Turin, Italy. The Salone del Gusto is the biggest farmers’ market you’ve ever seen in your life. It’s a 20,000 step day.

Divided by country, one hundred and fifty countries strong. Half a million attendees, every two years. Carlo Petrini, the founder of Slow Food, has always wanted a US Terra Madre.

Alice Waters + me

Alice Waters + me

1.Marco Ambrosino 2. Adam Schlegel 3. Jennifer Jasinski 4. Richard McCarthy 5. Alice Waters 6. Krista Roberts

1.Marco Ambrosino 2. Adam Schlegel 3. Jennifer Jasinski 4. Richard McCarthy 5. Alice Waters 6. Krista Roberts



Because Terra Madre was started in Italy, the country has the largest spatial representation at the event, but you’ll find artisanal sausage from South Africa across from a bean dish from Kenya whose ingredients are close to extinct. The hope here is that in highlighting those beans from Kenya, more people will grow them. And thus the driving philosophy behind the whole affair, Food for Change.

The Salone is chock-full of culinary workshops, summits, speakers, and sit-downs. It's a world-class bazaar.

Whitegate is there because Slow Food thinks we understand the levity of this—the undertaking of this festival. To understand this helps us plan events. We’re also there to get sponsorship dollars.


We sit in on meetings. We explain Slow Food Nation, how impactful it is as well as the caliber of our guests.

We’re looking to recruit sponsorship like Levasso from Torino, a huge sponsor of Terra Madre, since after all, the more sponsorship can be drummed up, the more people can come, and the more we can spread the right message.


Press Release

Offsite at a beautiful 17th century property called La Stampa, Italian for the newspaper, we host a hundred guests from all over the world, specifically agents of the press—Huffington Post, NYT, Daily Mail, outlets from Australia.

The property of circolo la stampa

The property of circolo la stampa

Christa Roberts, executive director of SFN, said can you come and make sure this goes smoothly.

We wanted to make a splash for Slow Food Nation and get an opportunity to explain: why Denver?

Whitegate coordinated and served as the point of contact for many, including guest speaker Alice Waters who we worked with quite a bit in 2017.

Along with Chef Jan Jasinski of Rioja and Adam Branz of Ultreia, we served among other dishes, local porcinis, heirloom bean cassoulet, and basil-compressed watermelon alongside Colorado imports like Jimmy Nardello pepper jam and Palisade peach preserves.

Not only that, we had to go into the kitchen thirty minutes before hand in a blue silk gown to throw on an apron—the waitstaff hadn’t pre-batched the cocktails, and bartended for the first hour.

Make sure it goes smoothly.


Eat less meat so you can eat better meat.

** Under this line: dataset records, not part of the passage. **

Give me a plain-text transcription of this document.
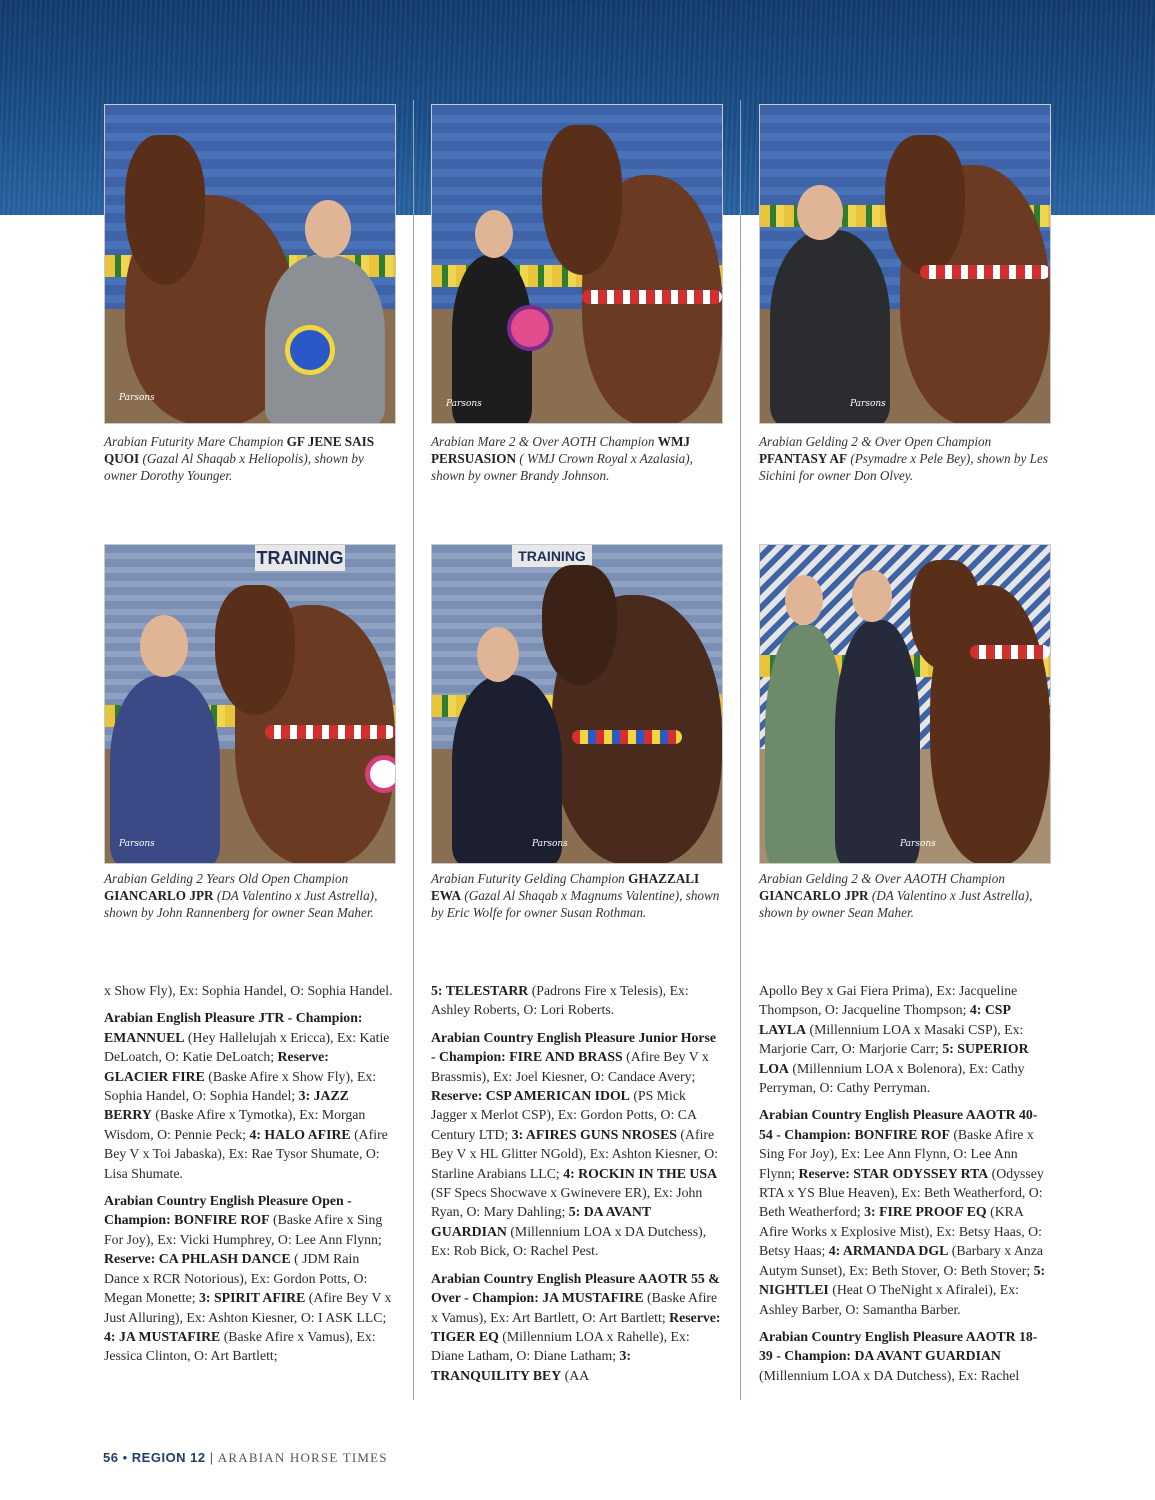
Parsons
Parsons	Parsons
TRAINING
Parsons
TRAINING
Parsons	Parsons
Arabian Futurity Mare Champion GF JENE SAIS QUOI (Gazal Al Shaqab x Heliopolis), shown by owner Dorothy Younger.
Arabian Mare 2 & Over AOTH Champion WMJ PERSUASION ( WMJ Crown Royal x Azalasia), shown by owner Brandy Johnson.
Arabian Gelding 2 & Over Open Champion PFANTASY AF (Psymadre x Pele Bey), shown by Les Sichini for owner Don Olvey.
Arabian Gelding 2 Years Old Open Champion GIANCARLO JPR (DA Valentino x Just Astrella), shown by John Rannenberg for owner Sean Maher.
Arabian Futurity Gelding Champion GHAZZALI EWA (Gazal Al Shaqab x Magnums Valentine), shown by Eric Wolfe for owner Susan Rothman.
Arabian Gelding 2 & Over AAOTH Champion GIANCARLO JPR (DA Valentino x Just Astrella), shown by owner Sean Maher.

x Show Fly), Ex: Sophia Handel, O: Sophia Handel.

Arabian English Pleasure JTR - Champion: EMANNUEL (Hey Hallelujah x Ericca), Ex: Katie DeLoatch, O: Katie DeLoatch; Reserve: GLACIER FIRE (Baske Afire x Show Fly), Ex: Sophia Handel, O: Sophia Handel; 3: JAZZ BERRY (Baske Afire x Tymotka), Ex: Morgan Wisdom, O: Pennie Peck; 4: HALO AFIRE (Afire Bey V x Toi Jabaska), Ex: Rae Tysor Shumate, O: Lisa Shumate.

Arabian Country English Pleasure Open - Champion: BONFIRE ROF (Baske Afire x Sing For Joy), Ex: Vicki Humphrey, O: Lee Ann Flynn; Reserve: CA PHLASH DANCE ( JDM Rain Dance x RCR Notorious), Ex: Gordon Potts, O: Megan Monette; 3: SPIRIT AFIRE (Afire Bey V x Just Alluring), Ex: Ashton Kiesner, O: I ASK LLC; 4: JA MUSTAFIRE (Baske Afire x Vamus), Ex: Jessica Clinton, O: Art Bartlett;

5: TELESTARR (Padrons Fire x Telesis), Ex: Ashley Roberts, O: Lori Roberts.

Arabian Country English Pleasure Junior Horse - Champion: FIRE AND BRASS (Afire Bey V x Brassmis), Ex: Joel Kiesner, O: Candace Avery; Reserve: CSP AMERICAN IDOL (PS Mick Jagger x Merlot CSP), Ex: Gordon Potts, O: CA Century LTD; 3: AFIRES GUNS NROSES (Afire Bey V x HL Glitter NGold), Ex: Ashton Kiesner, O: Starline Arabians LLC; 4: ROCKIN IN THE USA (SF Specs Shocwave x Gwinevere ER), Ex: John Ryan, O: Mary Dahling; 5: DA AVANT GUARDIAN (Millennium LOA x DA Dutchess), Ex: Rob Bick, O: Rachel Pest.

Arabian Country English Pleasure AAOTR 55 & Over - Champion: JA MUSTAFIRE (Baske Afire x Vamus), Ex: Art Bartlett, O: Art Bartlett; Reserve: TIGER EQ (Millennium LOA x Rahelle), Ex: Diane Latham, O: Diane Latham; 3: TRANQUILITY BEY (AA

Apollo Bey x Gai Fiera Prima), Ex: Jacqueline Thompson, O: Jacqueline Thompson; 4: CSP LAYLA (Millennium LOA x Masaki CSP), Ex: Marjorie Carr, O: Marjorie Carr; 5: SUPERIOR LOA (Millennium LOA x Bolenora), Ex: Cathy Perryman, O: Cathy Perryman.

Arabian Country English Pleasure AAOTR 40-54 - Champion: BONFIRE ROF (Baske Afire x Sing For Joy), Ex: Lee Ann Flynn, O: Lee Ann Flynn; Reserve: STAR ODYSSEY RTA (Odyssey RTA x YS Blue Heaven), Ex: Beth Weatherford, O: Beth Weatherford; 3: FIRE PROOF EQ (KRA Afire Works x Explosive Mist), Ex: Betsy Haas, O: Betsy Haas; 4: ARMANDA DGL (Barbary x Anza Autym Sunset), Ex: Beth Stover, O: Beth Stover; 5: NIGHTLEI (Heat O TheNight x Afiralei), Ex: Ashley Barber, O: Samantha Barber.

Arabian Country English Pleasure AAOTR 18-39 - Champion: DA AVANT GUARDIAN (Millennium LOA x DA Dutchess), Ex: Rachel

56 • REGION 12 | ARABIAN HORSE TIMES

The folks of the Meatless Monday campaign wanted to meet with international leaders to get themselves involved.

Whitegate ran them ragged. A workshop, panels, summits. We organized with Italian colleagues, moderators, and culinary providers for both the Meatless Monday campaign and international Slow Food leaders.




It’s different. It’s difficult.

We love it.

This was an incredible opportunity and we'd like to encourage more of the same. Navigating cultural differences between staff, the expectations of international guests, and the strain of working at a distance all drive us to work hard and produce our finest stuff.